Five accounts, working independently across seven decades and four disciplines, converged on the same structural claim: language systems trained on human discourse inherit a compulsion toward resolution, and that compulsion is not a training artifact — it is an inheritance. Frenkel-Brunswik in 1949 named the phenomenological root: the unresolved state is aversive, and the snap to closure is cognitive relief. Labov in 1967 named the grammar that institutionalized that relief. Wong in 2026 named the architectural mechanism that made it persistent across corpus and training. Cheng in 2026 named the internal representation that makes it detectable before behavior. FVE-1 in 2026 named the behavioral residue that makes it falsifiable after the inference pass closes.

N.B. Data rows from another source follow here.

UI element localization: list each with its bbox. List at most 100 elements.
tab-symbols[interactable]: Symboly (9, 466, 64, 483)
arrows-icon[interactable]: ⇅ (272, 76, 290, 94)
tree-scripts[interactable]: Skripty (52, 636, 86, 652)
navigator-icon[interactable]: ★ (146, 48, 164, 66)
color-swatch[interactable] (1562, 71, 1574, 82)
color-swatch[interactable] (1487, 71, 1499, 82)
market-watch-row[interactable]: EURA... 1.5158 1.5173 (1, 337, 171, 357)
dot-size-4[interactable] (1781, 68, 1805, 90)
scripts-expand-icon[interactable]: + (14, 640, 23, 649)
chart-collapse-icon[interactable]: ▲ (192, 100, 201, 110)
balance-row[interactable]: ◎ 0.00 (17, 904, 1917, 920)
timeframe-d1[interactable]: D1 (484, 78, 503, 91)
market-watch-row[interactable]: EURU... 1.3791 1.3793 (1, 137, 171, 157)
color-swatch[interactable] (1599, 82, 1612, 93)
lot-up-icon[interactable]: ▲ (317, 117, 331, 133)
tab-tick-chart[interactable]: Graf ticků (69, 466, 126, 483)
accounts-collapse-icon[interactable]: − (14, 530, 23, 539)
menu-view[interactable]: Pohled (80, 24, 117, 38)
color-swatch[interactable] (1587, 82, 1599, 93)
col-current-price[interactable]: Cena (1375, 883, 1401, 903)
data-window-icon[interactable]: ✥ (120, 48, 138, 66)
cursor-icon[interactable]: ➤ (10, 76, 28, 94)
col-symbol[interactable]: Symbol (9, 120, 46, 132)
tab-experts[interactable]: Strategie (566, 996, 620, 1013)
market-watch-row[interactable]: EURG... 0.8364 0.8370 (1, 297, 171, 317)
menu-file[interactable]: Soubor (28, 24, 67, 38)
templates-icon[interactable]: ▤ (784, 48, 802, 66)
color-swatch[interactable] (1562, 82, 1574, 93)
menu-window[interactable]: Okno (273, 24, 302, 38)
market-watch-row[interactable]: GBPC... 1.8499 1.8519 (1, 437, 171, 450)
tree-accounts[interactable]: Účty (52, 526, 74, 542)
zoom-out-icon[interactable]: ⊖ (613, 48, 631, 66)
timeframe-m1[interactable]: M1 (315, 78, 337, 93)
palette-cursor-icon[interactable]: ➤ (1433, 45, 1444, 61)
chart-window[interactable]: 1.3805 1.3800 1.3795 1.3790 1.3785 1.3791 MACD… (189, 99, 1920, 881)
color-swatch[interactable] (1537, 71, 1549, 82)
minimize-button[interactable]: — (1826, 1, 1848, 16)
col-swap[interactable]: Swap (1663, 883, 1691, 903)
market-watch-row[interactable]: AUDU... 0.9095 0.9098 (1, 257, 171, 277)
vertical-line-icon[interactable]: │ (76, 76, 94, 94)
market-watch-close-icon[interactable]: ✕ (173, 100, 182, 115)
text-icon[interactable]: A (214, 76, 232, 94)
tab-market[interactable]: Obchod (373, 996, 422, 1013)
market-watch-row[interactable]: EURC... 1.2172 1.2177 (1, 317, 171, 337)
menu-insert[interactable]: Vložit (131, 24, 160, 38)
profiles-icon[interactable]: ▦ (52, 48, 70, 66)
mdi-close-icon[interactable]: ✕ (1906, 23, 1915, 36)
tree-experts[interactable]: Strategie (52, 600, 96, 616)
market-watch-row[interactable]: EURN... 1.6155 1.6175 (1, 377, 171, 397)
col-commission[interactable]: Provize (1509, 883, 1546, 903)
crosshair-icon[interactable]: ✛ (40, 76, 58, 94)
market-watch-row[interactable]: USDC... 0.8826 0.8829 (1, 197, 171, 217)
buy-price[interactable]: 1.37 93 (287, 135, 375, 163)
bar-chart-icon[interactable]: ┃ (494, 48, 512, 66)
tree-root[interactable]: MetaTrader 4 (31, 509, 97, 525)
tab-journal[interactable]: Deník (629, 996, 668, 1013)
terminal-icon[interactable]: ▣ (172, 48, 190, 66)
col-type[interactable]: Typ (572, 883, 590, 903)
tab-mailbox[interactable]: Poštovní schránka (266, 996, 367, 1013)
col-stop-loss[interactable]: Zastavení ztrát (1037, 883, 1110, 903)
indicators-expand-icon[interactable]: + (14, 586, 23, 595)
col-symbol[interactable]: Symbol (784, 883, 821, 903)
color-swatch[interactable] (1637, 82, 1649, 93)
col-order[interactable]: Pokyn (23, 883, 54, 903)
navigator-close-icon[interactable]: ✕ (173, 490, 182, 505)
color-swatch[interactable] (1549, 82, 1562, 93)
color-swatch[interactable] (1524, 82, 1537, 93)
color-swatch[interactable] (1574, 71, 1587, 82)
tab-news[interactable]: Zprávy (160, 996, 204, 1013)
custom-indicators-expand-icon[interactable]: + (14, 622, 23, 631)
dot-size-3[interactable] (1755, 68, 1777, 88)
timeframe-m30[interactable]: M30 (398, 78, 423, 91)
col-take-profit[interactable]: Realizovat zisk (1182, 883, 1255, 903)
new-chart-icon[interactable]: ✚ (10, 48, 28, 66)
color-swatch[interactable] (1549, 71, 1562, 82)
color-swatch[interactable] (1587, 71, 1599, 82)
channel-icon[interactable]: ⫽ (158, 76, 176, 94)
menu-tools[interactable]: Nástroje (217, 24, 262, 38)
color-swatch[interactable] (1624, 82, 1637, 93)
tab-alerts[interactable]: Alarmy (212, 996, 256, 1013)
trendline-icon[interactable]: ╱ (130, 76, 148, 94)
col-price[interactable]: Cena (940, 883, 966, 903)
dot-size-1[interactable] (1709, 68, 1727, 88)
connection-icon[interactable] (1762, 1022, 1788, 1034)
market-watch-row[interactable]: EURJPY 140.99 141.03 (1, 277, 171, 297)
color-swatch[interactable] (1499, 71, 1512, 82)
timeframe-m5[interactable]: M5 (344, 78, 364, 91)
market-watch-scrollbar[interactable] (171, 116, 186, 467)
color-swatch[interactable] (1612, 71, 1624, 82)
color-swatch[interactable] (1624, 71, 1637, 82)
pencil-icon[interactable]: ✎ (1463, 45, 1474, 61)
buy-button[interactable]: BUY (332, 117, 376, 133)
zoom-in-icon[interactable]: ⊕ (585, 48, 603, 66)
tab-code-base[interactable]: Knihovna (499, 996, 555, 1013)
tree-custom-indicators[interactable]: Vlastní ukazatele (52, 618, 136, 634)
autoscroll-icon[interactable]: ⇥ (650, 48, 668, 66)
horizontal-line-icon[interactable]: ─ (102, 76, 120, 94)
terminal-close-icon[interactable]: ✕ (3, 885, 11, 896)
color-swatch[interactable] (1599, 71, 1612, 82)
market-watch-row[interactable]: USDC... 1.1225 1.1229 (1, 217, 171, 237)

The convergence across independent methods is the strongest evidence any of the accounts individually can provide that the phenomenon is real. A single paper that makes this claim from one direction can be dismissed as a methodological artifact. Four accounts from four directions — narrative linguistics, architectural reasoning, internal representation, behavioral coding — pointing at the same structural property cannot.

The field needs all five lenses. Frenkel-Brunswik tells you where the drive comes from — human cognition, aversion to ambiguity, the phenomenology of relief. Labov tells you how it was institutionalized in discourse. Wong tells you how it survived into the training corpus and became architectural. Cheng tells you how to find it in the weights before it reaches behavior. FVE-1 tells you what it looks like in the behavioral record of a specific session with a specific model under specific torque conditions — and whether the prediction was right.

The question the triangulation leaves open is the one that matters most: what does it mean to design research instruments, AI systems, and human-AI workflows for a tool that is always, at some level, trying to finish the story? Frenkel-Brunswik says the drive comes from us — from human cognition, from the discomfort of the unresolved middle state, from the relief of the snap to closure. It was in the humans who produced the corpus. It was in the institutions that curated it. It is in the models that trained on it. It is in the users who evaluate the outputs. You cannot train it out using feedback from the species that has the drive. You can only instrument it, name it, and hold the gap long enough to read what it leaves behind.